Как баранов их по баракам загнали после трудового дня. Все в одном порыве валяться на кровати и засыпают, но лишь один не спит. Под матрасом ищет молодой человек зашитую бумажку, маленький уголек и в тишине ночной писать продолжает:
Засыпай, чтобы утром проснуться,
Вновь ощущать солнца едкий свет.
Засыпай, чтобы не просыпаться,
Даже если за окном рассвет.
Вдруг голос хриплый с верхней полки раздается:
-Чего не спишь?
Молодой человек поднимает уставшую главу, видит опухлое от голода лицо и красные глаза, глядящие сквозь темноту.
-Я поэт, - ответил он и сквозь силу слабо улыбнулся.
-Можно прочесть?
-Конечно, - и его костлявая рука потянулась вверх с клочком бумаги.
Неожиданный знакомый вдруг исчез, однако через несколько мгновений вновь появился с протянутой рукой, в которой, кроме бумажки, красовался маленький кусочек сахара.
-Прекрасный стих, да боюсь завтра не проснусь, нет сил больше за жизнь цепляться и стар уже, - прерываясь на кашель, хриплым голосом он произнес.
-А сколько вам лет? - поинтересовался юношу.
-Сорок два.
-Сорок два? - удивился он и стал задумчиво посасывать сахар, который казался вкуснее, чем самый сочный кусок отбивной свинины на свободе.
-Да, а сейчас меньше шестидесяти никто не даст. За что такое наказание нам дано?

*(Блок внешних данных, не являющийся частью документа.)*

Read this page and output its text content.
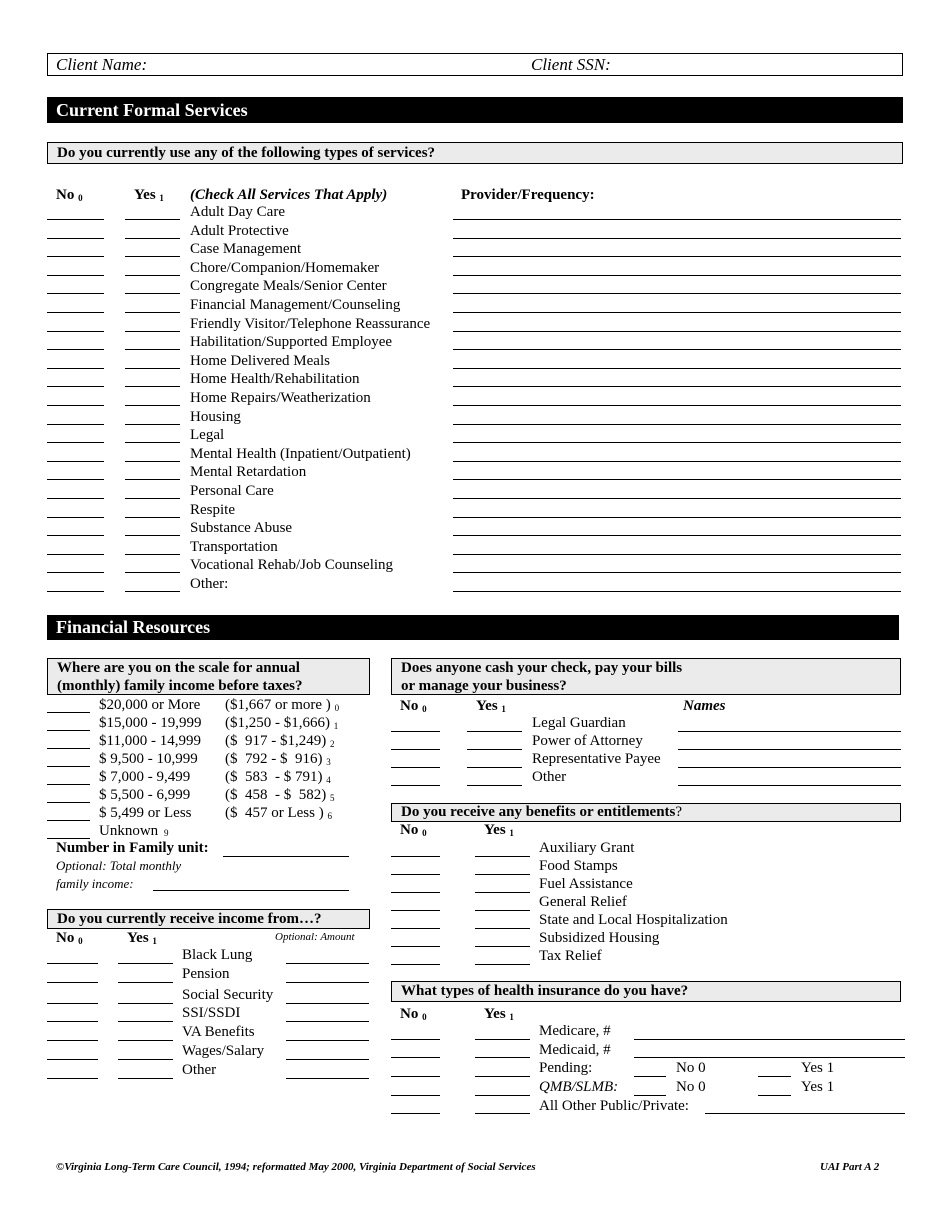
Client Name:	Client SSN:
Current Formal Services
Do you currently use any of the following types of services?
No $_0$	Yes $_1$ (Check All Services That Apply)	Provider/Frequency:
Adult Day Care
Adult Protective
Case Management
Chore/Companion/Homemaker
Congregate Meals/Senior Center
Financial Management/Counseling
Friendly Visitor/Telephone Reassurance
Habilitation/Supported Employee
Home Delivered Meals
Home Health/Rehabilitation
Home Repairs/Weatherization
Housing
Legal
Mental Health (Inpatient/Outpatient)
Mental Retardation
Personal Care
Respite
Substance Abuse
Transportation
Vocational Rehab/Job Counseling
Other:
Financial Resources
Where are you on the scale for annual
(monthly) family income before taxes?
$20,000 or More ($1,667 or more ) $_0$
$15,000 - 19,999 ($1,250 - $1,666) $_1$
$11,000 - 14,999 ($  917 - $1,249) $_2$
$ 9,500 - 10,999 ($  792 - $  916) $_3$
$ 7,000 - 9,499 ($  583  - $ 791) $_4$
$ 5,500 - 6,999 ($  458  - $  582) $_5$
$ 5,499 or Less ($  457 or Less ) $_6$
Unknown 9
Number in Family unit:
Optional: Total monthly
family income:
Do you currently receive income from…?
No $_0$	Yes $_1$	Optional: Amount
Black Lung
Pension
Social Security
SSI/SSDI
VA Benefits
Wages/Salary
Other
Does anyone cash your check, pay your bills
or manage your business?
No $_0$	Yes $_1$	Names
Legal Guardian
Power of Attorney
Representative Payee
Other
Do you receive any benefits or entitlements?
No $_0$	Yes $_1$
Auxiliary Grant
Food Stamps
Fuel Assistance
General Relief
State and Local Hospitalization
Subsidized Housing
Tax Relief
What types of health insurance do you have?
No $_0$	Yes $_1$
Medicare, #
Medicaid, #
Pending:	No 0	Yes 1
QMB/SLMB:	No 0	Yes 1
All Other Public/Private:
©Virginia Long-Term Care Council, 1994; reformatted May 2000, Virginia Department of Social Services	UAI Part A 2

-Не стоило нам свергать царя, - угрюмо пробурчал юноша.
- Сколько тебе лет, чтобы речи такие твердить? - рассердился незнакомец.
- Двадцатый год, - как бы стыдясь своего возраста произнес он.
-Чертова советская власть. Такой молодой, а даже пожить не успел как сюда попал, - печально произнес и затих.
-Подъем, - заорал грозно кто-то в начале барака, и четверо поганых чекиста в своих теплых шубах пошли по стройным рядам кроватей, скидывая всех кто уже мирно спал.
Молодой человек быстро спрятал свой стих, под подушку и встал, однако рядом с ним упал с соседней кровати старик в изорванной шубейке: лицо белое, как лист, даже во тьме хорошо проглядывается, на пальцах всего по три пальца осталось, видимо, от голода откусил или отморозил во время работ, ведь никаких варежек им никто и не думал выдавать, самим не хватает.